Hi Dave. I agree, your ability to take risk is increased by your pensions. We don’t have any pensions. For us, it’s SS and our savings, which would suggest a lower ability to assume risk, hence some of my equivocating. Have fun with the grandkids and safe travels!
I’ve always had a high percentage of my portfolio in stocks, currently more than 90%. I think a lot of folks focus on adhering to standard portfolio mixes, such as 60% stocks-40% bonds. By contrast, I’m solely focused on how much cash I’ll need from my portfolio over the next five years, and then keeping the rest in stocks. Now, as regular readers will know, I’m not going to be around in five years, so I’m effectively investing for my heirs. But even before my terminal cancer diagnosis, I was at more than 90% stocks, because I figured I wouldn’t need more than a minimal amount of cash from my portfolio over the next five years.
Jonathan,
Even though you have a high tolerance for risk and have won the game, I believe you had planned on purchasing an annuity at some point. I’m wondering if you think it makes sense for someone like Matt to stay at 90% in retirement or if you would recommend that he consider purchasing an annuity to guard against the possibility of a black swan event.
An advantage an annuity for someone like Matt is that he wouldn’t have the option of moving the money he spent purchasing it back to equities.
Many folks avoid annuitizing and delaying Social Security because they believe it will mean less wealth for their heirs. I’d argue that just the opposite can be true. While annuitizing would not have worked out for me, because I won’t live long enough to reap the benefit, I believe it can ultimately result in more wealth for many retirees. The reason: They’re able to keep a higher percentage of their portfolio in stocks.
In figuring out how much money not to have in stocks, I’d focus on where the money will come from to cover the next five years of living expenses. That money might come from liquidating cash investments, but it could also come from part-time work, Social Security, annuity income and pension income.
Good to get some confirmation I’m not crazy, Jonathan. I think I will be most comfortable in retirement with what you are doing, keeping a certain number of years of expenses in cash, the remainder in stocks. It lends itself to keeping things simple, as well, which is something I value.
And you can think of it as “being 100% in stocks” (after locking in your win)
Just a question: How did you handle the 2008-2009 downturn with regard to your investment allocation to equities? Did you retain or reduce during this time?
I was 100% equity and invested every additional cent I could come up with in stocks. The losses didn’t bother me. I saw it as a great opportunity. Of course, I didn’t have near as much to lose back then.
Additional comments…2008-09 was probably one of the best things that ever happened to me financially. Out of pure serendipity, I changed jobs in late 2007 and was able to convert all of my pre-tax (401k) money to post-tax (Roth) at lower values.

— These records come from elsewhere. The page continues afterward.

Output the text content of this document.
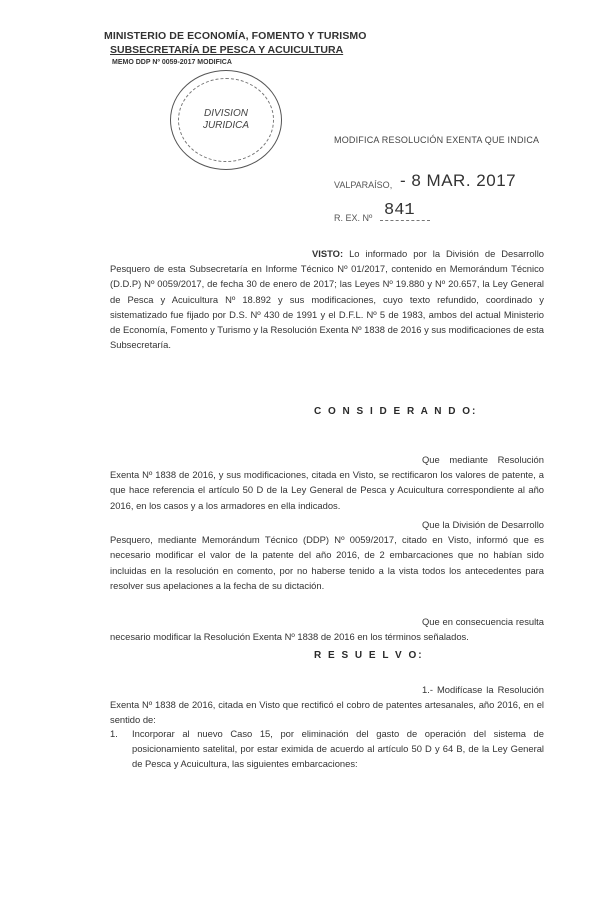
MINISTERIO DE ECONOMÍA, FOMENTO Y TURISMO
SUBSECRETARÍA DE PESCA Y ACUICULTURA
MEMO DDP Nº 0059-2017 MODIFICA
DIVISION
JURIDICA
MODIFICA RESOLUCIÓN EXENTA QUE INDICA
VALPARAÍSO, - 8 MAR. 2017
R. EX. Nº 841
VISTO: Lo informado por la División de Desarrollo Pesquero de esta Subsecretaría en Informe Técnico Nº 01/2017, contenido en Memorándum Técnico (D.D.P) Nº 0059/2017, de fecha 30 de enero de 2017; las Leyes Nº 19.880 y Nº 20.657, la Ley General de Pesca y Acuicultura Nº 18.892 y sus modificaciones, cuyo texto refundido, coordinado y sistematizado fue fijado por D.S. Nº 430 de 1991 y el D.F.L. Nº 5 de 1983, ambos del actual Ministerio de Economía, Fomento y Turismo y la Resolución Exenta Nº 1838 de 2016 y sus modificaciones de esta Subsecretaría.
C O N S I D E R A N D O:
Que mediante Resolución Exenta Nº 1838 de 2016, y sus modificaciones, citada en Visto, se rectificaron los valores de patente, a que hace referencia el artículo 50 D de la Ley General de Pesca y Acuicultura correspondiente al año 2016, en los casos y a los armadores en ella indicados.
Que la División de Desarrollo Pesquero, mediante Memorándum Técnico (DDP) Nº 0059/2017, citado en Visto, informó que es necesario modificar el valor de la patente del año 2016, de 2 embarcaciones que no habían sido incluidas en la resolución en comento, por no haberse tenido a la vista todos los antecedentes para resolver sus apelaciones a la fecha de su dictación.
Que en consecuencia resulta necesario modificar la Resolución Exenta Nº 1838 de 2016 en los términos señalados.
R E S U E L V O:
1.- Modifícase la Resolución Exenta Nº 1838 de 2016, citada en Visto que rectificó el cobro de patentes artesanales, año 2016, en el sentido de:
1. Incorporar al nuevo Caso 15, por eliminación del gasto de operación del sistema de posicionamiento satelital, por estar eximida de acuerdo al artículo 50 D y 64 B, de la Ley General de Pesca y Acuicultura, las siguientes embarcaciones:
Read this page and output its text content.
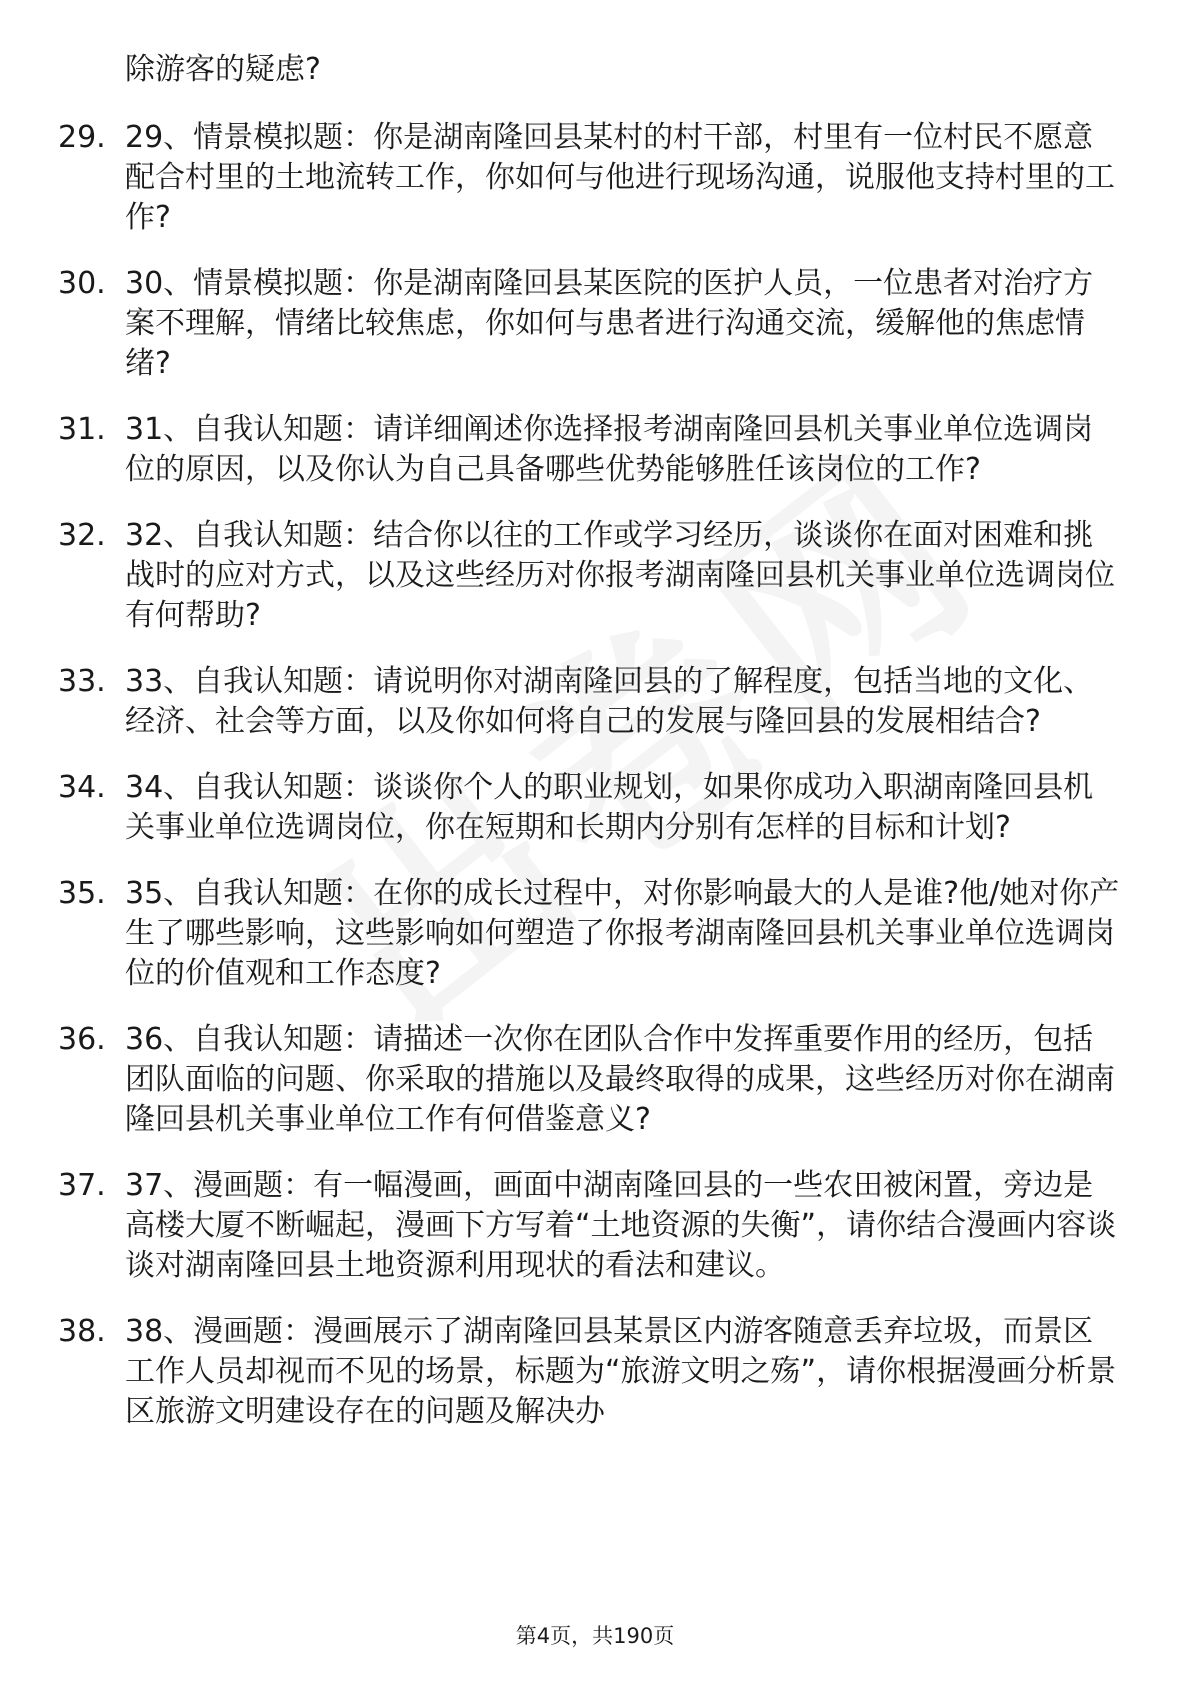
除游客的疑虑?
29. 29、情景模拟题：你是湖南隆回县某村的村干部，村里有一位村民不愿意配合村里的土地流转工作，你如何与他进行现场沟通，说服他支持村里的工作?
30. 30、情景模拟题：你是湖南隆回县某医院的医护人员，一位患者对治疗方案不理解，情绪比较焦虑，你如何与患者进行沟通交流，缓解他的焦虑情绪?
31. 31、自我认知题：请详细阐述你选择报考湖南隆回县机关事业单位选调岗位的原因，以及你认为自己具备哪些优势能够胜任该岗位的工作?
32. 32、自我认知题：结合你以往的工作或学习经历，谈谈你在面对困难和挑战时的应对方式，以及这些经历对你报考湖南隆回县机关事业单位选调岗位有何帮助?
33. 33、自我认知题：请说明你对湖南隆回县的了解程度，包括当地的文化、经济、社会等方面，以及你如何将自己的发展与隆回县的发展相结合?
34. 34、自我认知题：谈谈你个人的职业规划，如果你成功入职湖南隆回县机关事业单位选调岗位，你在短期和长期内分别有怎样的目标和计划?
35. 35、自我认知题：在你的成长过程中，对你影响最大的人是谁?他/她对你产生了哪些影响，这些影响如何塑造了你报考湖南隆回县机关事业单位选调岗位的价值观和工作态度?
36. 36、自我认知题：请描述一次你在团队合作中发挥重要作用的经历，包括团队面临的问题、你采取的措施以及最终取得的成果，这些经历对你在湖南隆回县机关事业单位工作有何借鉴意义?
37. 37、漫画题：有一幅漫画，画面中湖南隆回县的一些农田被闲置，旁边是高楼大厦不断崛起，漫画下方写着“土地资源的失衡”，请你结合漫画内容谈谈对湖南隆回县土地资源利用现状的看法和建议。
38. 38、漫画题：漫画展示了湖南隆回县某景区内游客随意丢弃垃圾，而景区工作人员却视而不见的场景，标题为“旅游文明之殇”，请你根据漫画分析景区旅游文明建设存在的问题及解决办
第4页，共190页
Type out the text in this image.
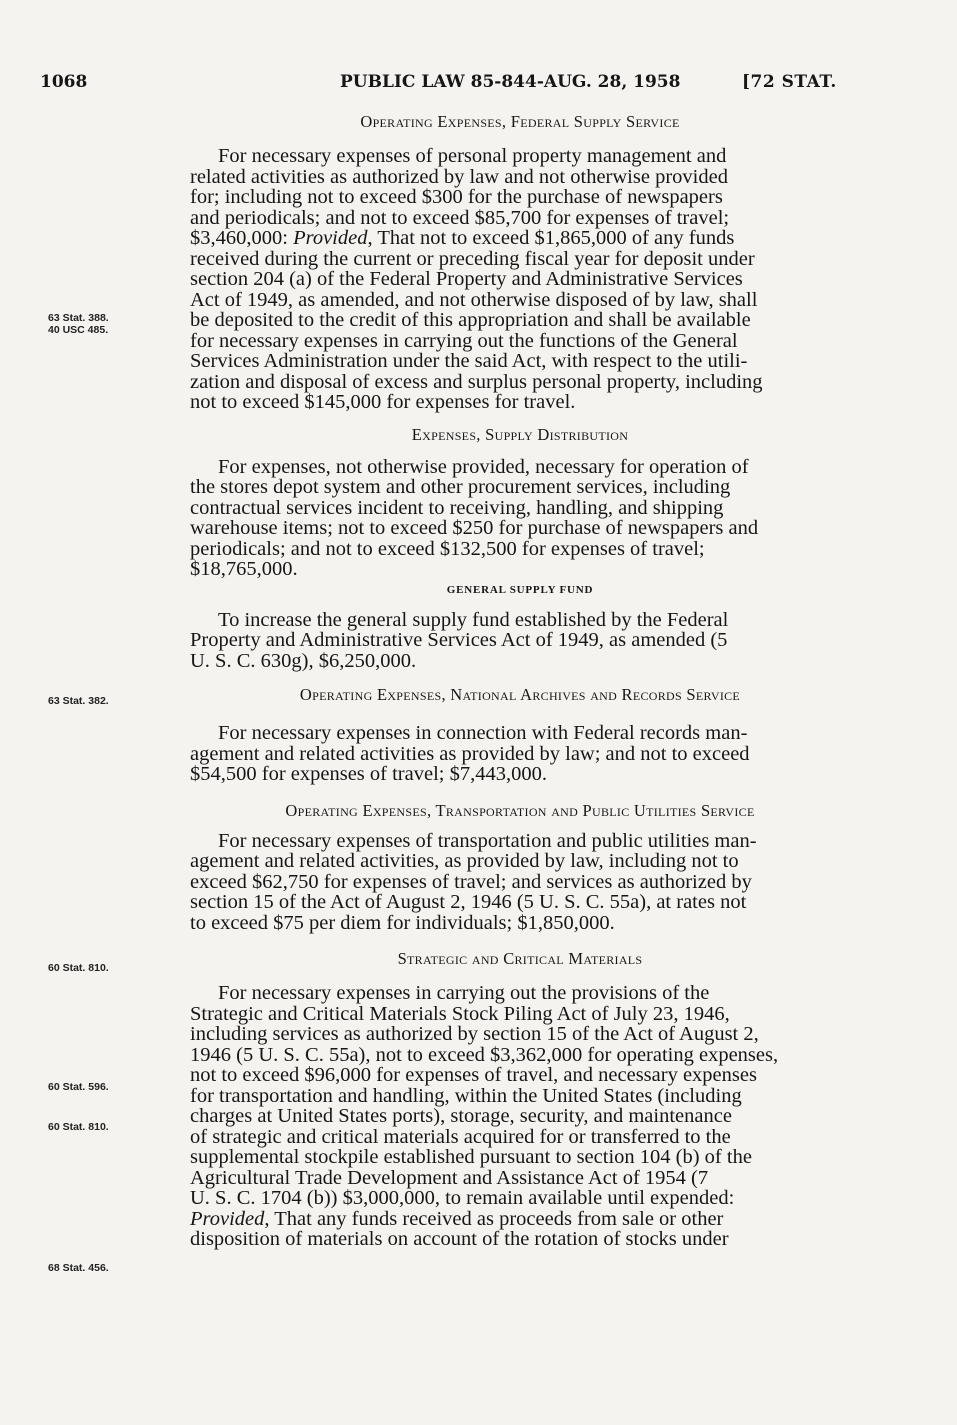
1068	PUBLIC LAW 85-844-AUG. 28, 1958	[72 STAT.
63 Stat. 388.
40 USC 485.
63 Stat. 382.
60 Stat. 810.
60 Stat. 596.
60 Stat. 810.
68 Stat. 456.
Operating Expenses, Federal Supply Service

For necessary expenses of personal property management and

related activities as authorized by law and not otherwise provided

for; including not to exceed $300 for the purchase of newspapers

and periodicals; and not to exceed $85,700 for expenses of travel;

$3,460,000: Provided, That not to exceed $1,865,000 of any funds

received during the current or preceding fiscal year for deposit under

section 204 (a) of the Federal Property and Administrative Services

Act of 1949, as amended, and not otherwise disposed of by law, shall

be deposited to the credit of this appropriation and shall be available

for necessary expenses in carrying out the functions of the General

Services Administration under the said Act, with respect to the utili-

zation and disposal of excess and surplus personal property, including

not to exceed $145,000 for expenses for travel.

Expenses, Supply Distribution

For expenses, not otherwise provided, necessary for operation of

the stores depot system and other procurement services, including

contractual services incident to receiving, handling, and shipping

warehouse items; not to exceed $250 for purchase of newspapers and

periodicals; and not to exceed $132,500 for expenses of travel;

$18,765,000.

GENERAL SUPPLY FUND

To increase the general supply fund established by the Federal

Property and Administrative Services Act of 1949, as amended (5

U. S. C. 630g), $6,250,000.

Operating Expenses, National Archives and Records Service

For necessary expenses in connection with Federal records man-

agement and related activities as provided by law; and not to exceed

$54,500 for expenses of travel; $7,443,000.

Operating Expenses, Transportation and Public Utilities Service

For necessary expenses of transportation and public utilities man-

agement and related activities, as provided by law, including not to

exceed $62,750 for expenses of travel; and services as authorized by

section 15 of the Act of August 2, 1946 (5 U. S. C. 55a), at rates not

to exceed $75 per diem for individuals; $1,850,000.

Strategic and Critical Materials

For necessary expenses in carrying out the provisions of the

Strategic and Critical Materials Stock Piling Act of July 23, 1946,

including services as authorized by section 15 of the Act of August 2,

1946 (5 U. S. C. 55a), not to exceed $3,362,000 for operating expenses,

not to exceed $96,000 for expenses of travel, and necessary expenses

for transportation and handling, within the United States (including

charges at United States ports), storage, security, and maintenance

of strategic and critical materials acquired for or transferred to the

supplemental stockpile established pursuant to section 104 (b) of the

Agricultural Trade Development and Assistance Act of 1954 (7

U. S. C. 1704 (b)) $3,000,000, to remain available until expended:

Provided, That any funds received as proceeds from sale or other

disposition of materials on account of the rotation of stocks under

The job change also came with a big pay raise and I was able to put more in the market in 2008 than ever before.
I agree with you Matt. I only regret I had enough money back then to invest in Berkshire Hathaway A stock. However my parents died during that period and left the majority of their stocks which were invested in AT&T–my dad’s employer stock. I couldn’t stomach having so much invested in one stock so I had to sell at a loss. But I was able to write that loss of for many years.
Since I will have a defined benefit contribution retirement, I keep almost all my investments in stocks. Like Jonathan says, having a decent pension along with Social Security is like having enough bonds.